― 𝟏𝟓 ―


Choi San n'avait pas revu ni reparlé à Wooyoung depuis quatre jours. Et il ne comptait pas refaire le moindre pas vers lui, le chef de gang avait trahi sa confiance et l'avait profondément blessé. Comment pourrait-il le pardonner ? Il aurait bien besoin de Wooh, là, maintenant, mais toujours aucune trace du chien.

Le garçon venait de terminer de planter ses pousses dans la serre et avait réhybridé plusieurs plants qui attendaient gentiment dans son incubateur. Alors il avait un peu de temps à tuer aujourd'hui. Il avait longuement réfléchi à l'offre du laboratoire de Chicago. Et plus il y pensait, plus ça lui semblait être une opportunité en or. D'une part, ça lui rapporterait de quoi consolider son affaire, puis d'autre part, ça lui apporterait de la visibilité et de la reconnaissance.

Alors dans l'après-midi, il décida de monter sur son vélo et de rouler jusqu'au fameux centre de recherche. Il ne lui fallut qu'un quart d'heure pour y arriver, il accrocha son vélo à une rambarde et entra dans le bâtiment. Évidemment, il n'était jamais venu ici et n'avait aucune idée d'où se rendre. Heureusement, il aperçut un comptoir d'accueil dans l'angle du hall. Comment s'appelait la dame qu'il avait eu au téléphone, déjà ? Abigail ? Adam ?

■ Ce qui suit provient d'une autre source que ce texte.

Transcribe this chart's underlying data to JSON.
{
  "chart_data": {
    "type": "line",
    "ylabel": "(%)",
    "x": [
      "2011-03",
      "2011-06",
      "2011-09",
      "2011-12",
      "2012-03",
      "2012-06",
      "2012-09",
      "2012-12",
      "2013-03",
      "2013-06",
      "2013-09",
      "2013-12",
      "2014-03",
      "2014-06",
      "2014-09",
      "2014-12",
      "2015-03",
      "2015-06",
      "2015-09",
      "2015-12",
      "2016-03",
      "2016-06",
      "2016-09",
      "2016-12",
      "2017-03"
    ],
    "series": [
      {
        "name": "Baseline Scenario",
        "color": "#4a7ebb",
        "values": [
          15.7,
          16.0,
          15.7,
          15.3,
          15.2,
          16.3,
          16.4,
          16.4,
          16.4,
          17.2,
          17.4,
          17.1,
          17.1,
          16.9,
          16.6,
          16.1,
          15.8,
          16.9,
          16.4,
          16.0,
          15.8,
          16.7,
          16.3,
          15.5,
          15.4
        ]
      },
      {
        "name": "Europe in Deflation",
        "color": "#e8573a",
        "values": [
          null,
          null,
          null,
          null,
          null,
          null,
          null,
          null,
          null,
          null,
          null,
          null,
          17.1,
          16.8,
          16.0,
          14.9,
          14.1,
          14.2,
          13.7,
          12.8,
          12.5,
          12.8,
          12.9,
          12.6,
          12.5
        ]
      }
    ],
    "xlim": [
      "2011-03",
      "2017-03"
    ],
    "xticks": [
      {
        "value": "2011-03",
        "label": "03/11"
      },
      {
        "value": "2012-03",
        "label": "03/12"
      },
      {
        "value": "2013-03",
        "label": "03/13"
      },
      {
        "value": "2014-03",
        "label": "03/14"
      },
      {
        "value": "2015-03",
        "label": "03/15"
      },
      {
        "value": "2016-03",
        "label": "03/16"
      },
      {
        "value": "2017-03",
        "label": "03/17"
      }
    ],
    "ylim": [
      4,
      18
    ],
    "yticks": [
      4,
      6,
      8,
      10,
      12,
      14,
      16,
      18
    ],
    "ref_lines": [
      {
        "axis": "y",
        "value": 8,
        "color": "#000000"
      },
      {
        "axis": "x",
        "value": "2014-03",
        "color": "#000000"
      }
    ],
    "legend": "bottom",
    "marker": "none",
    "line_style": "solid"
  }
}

― Bonjour madame, je m'appelle Choi San. J'ai eu Abigail Adam au téléphone il y a quelques jours, elle m'a demandé de passer. Est-ce qu'il serait possible de lui parler ?

― Oh Abigail, oui elle devrait être au labo G3 aujourd'hui. Je vais vous indiquer le chemin.

Deuxième étage. Tourner à gauche. Continuer le long du couloir...

San suivait les indications de la standardiste et finit par arriver devant la porte du laboratoire G3.

C'est là.

Il poussa la porte et entra dans la pièce. Celle-ci était remplie de microscopes, éprouvettes, et autre matériel scientifique. San adorait ce genre d'endroit. Un homme s'avança vers lui en le remarquant.

― Bonjour, est-ce que je peux vous aider ?

― Bonjour, je cherche une certaine Abigail Adam.

― Oh, oui, Abigail c'est pour toi - lâcha l'homme en se retournant vers une femme occupée à rincer des tubes dans l'évier au fond de la pièce.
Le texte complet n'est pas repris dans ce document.